Gooi er per wedstrijd tien ballen in en niemand heeft het over randzaken. Prima handballer, zegt men dan. Maar zit het sportief even tegen, dan wordt al snel gewezen en geoordeeld. Hinskens kan erover meepraten. Zijn prestatiecurve is er al drie seizoenenlang een met ups en downs. “Vorig seizoen speelde ik mijn beste handbal”, begint de rechteropbouwer. “Ik schoot er wekelijks minimaal tien in. Het team draaide wel minder, maar op persoonlijk vlak ging het lekker. Dan hoor je weinig kritieken van de mensen op de tribune over dat ik niet het lichaam van een topsporter heb. Maar gaat het minder, zoals bijvoorbeeld in de afgelopen maanden, dan is dat het eerste waar mensen naar wijzen. Dat ik niet voor de sport leef en liever lui dan moe ben. Natuurlijk probeer je je daarvoor af te sluiten, maar het laat je niet helemaal koud. Mijn vriendin hoort op de tribune soms de lelijkste dingen.”

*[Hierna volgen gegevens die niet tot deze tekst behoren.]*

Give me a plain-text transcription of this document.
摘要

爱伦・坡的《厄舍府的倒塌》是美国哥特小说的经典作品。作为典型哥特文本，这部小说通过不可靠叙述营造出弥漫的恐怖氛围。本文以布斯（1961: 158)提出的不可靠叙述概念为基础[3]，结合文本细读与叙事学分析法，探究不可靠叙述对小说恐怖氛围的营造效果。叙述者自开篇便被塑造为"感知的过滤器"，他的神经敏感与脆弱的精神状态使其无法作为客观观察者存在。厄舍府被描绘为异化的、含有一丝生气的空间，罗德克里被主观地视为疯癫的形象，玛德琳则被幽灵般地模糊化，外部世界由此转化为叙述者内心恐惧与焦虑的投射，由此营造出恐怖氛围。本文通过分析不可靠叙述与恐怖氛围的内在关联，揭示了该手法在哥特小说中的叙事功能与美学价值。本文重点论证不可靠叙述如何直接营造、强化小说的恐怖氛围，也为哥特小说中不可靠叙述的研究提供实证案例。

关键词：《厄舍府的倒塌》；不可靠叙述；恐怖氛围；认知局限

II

Hinskens is de eerste die in spiegel kijkt. “Laat ik vooropstellen dat mensen alle recht hebben om kritisch te zijn op mijn spel. Dat ben ik zelf ook. Deels is de kritiek terecht. In de drie seizoenen dat ik nu voor KRAS/Volendam speel, had ik nog belangrijker willen zijn voor het team. Maar dat wij zeven keer per week keihard trainen dat zien de mensen niet en nemen zij niet mee in hun oordeel.”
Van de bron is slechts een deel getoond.